Lenders underwrite coworking master leases at a significant discount to their face value because the tenant covenant represented by a coworking operator does not equal the covenant of a single creditworthy end-user occupying the same space. Lenders typically apply a 50-80% haircut to coworking lease income when sizing debt, effectively treating a portion of the operator's space as vacant for DSCR and debt yield calculations.
A building with 60,000 SF leased to a coworking operator may be underwritten as if 15,000-30,000 SF is vacant, depending on the operator's credit profile and the local sublease market. The practical effect is that office buildings with coworking anchor tenants face tighter loan proceeds, higher debt costs, and lender requirements for cash reserves to cover potential operator defaults.
Institutional landlords have responded to coworking underwriting constraints by restructuring their operator relationships away from master leases toward models that eliminate the long-term fixed-rent exposure. Management agreements place the landlord and operator in an income-sharing arrangement; the landlord retains the revenue stream and pays the operator a management fee, keeping the risk of occupancy shortfall on the asset owner's balance sheet.
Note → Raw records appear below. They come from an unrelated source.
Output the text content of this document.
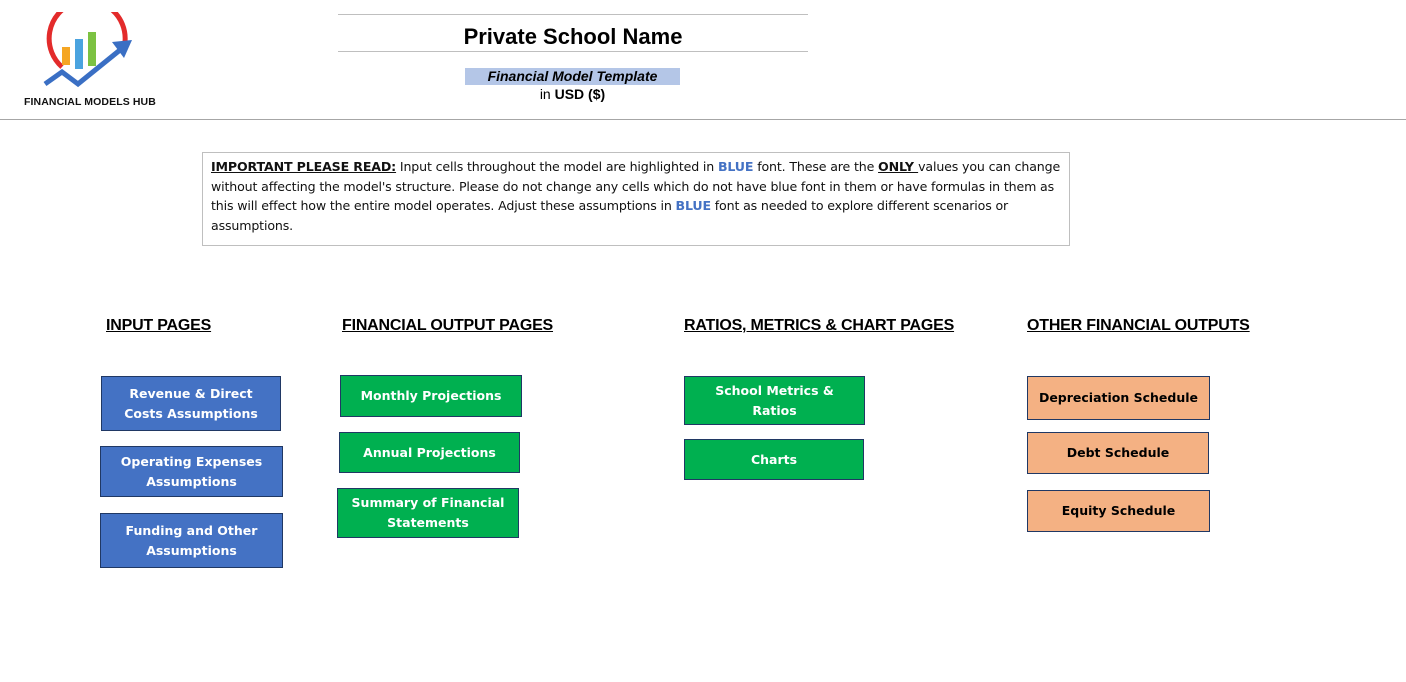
FINANCIAL MODELS HUB
Private School Name
Financial Model Template
in USD ($)
IMPORTANT PLEASE READ: Input cells throughout the model are highlighted in BLUE font. These are the ONLY values you can change without affecting the model's structure. Please do not change any cells which do not have blue font in them or have formulas in them as this will effect how the entire model operates. Adjust these assumptions in BLUE font as needed to explore different scenarios or assumptions.
INPUT PAGES	FINANCIAL OUTPUT PAGES	RATIOS, METRICS & CHART PAGES	OTHER FINANCIAL OUTPUTS
Revenue & Direct Costs Assumptions
Operating Expenses Assumptions
Funding and Other Assumptions
Monthly Projections
Annual Projections
Summary of Financial Statements
School Metrics & Ratios
Charts
Depreciation Schedule
Debt Schedule
Equity Schedule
Profit-sharing leases tie rent to a percentage of sublease revenue, converting the fixed obligation to a variable one. Some landlords, particularly institutional owners with asset management platforms, have moved to direct flexible office operations, eliminating the operator layer entirely and capturing the sublease spread themselves, accepting operational complexity in exchange for economic control.
The ASC 842 and IFRS 16 lease accounting standards, both effective for most entities since 2019, have significantly complicated the financial profile of coworking operators. Under both standards, operators must recognize a right-of-use (ROU) asset and corresponding lease liability for each master lease on their balance sheets, converting off-balance-sheet rent obligations into large on-balance-sheet liabilities.
From the landlord's perspective, sublease income (the revenue stream from members) is reported separately from the master lease obligation and receives different GAAP income recognition treatment: variable or short-term sublease receipts are not capitalized at inception, meaning landlords and investors underwriting coworking assets cannot rely on GAAP financials alone to assess sublease revenue stability.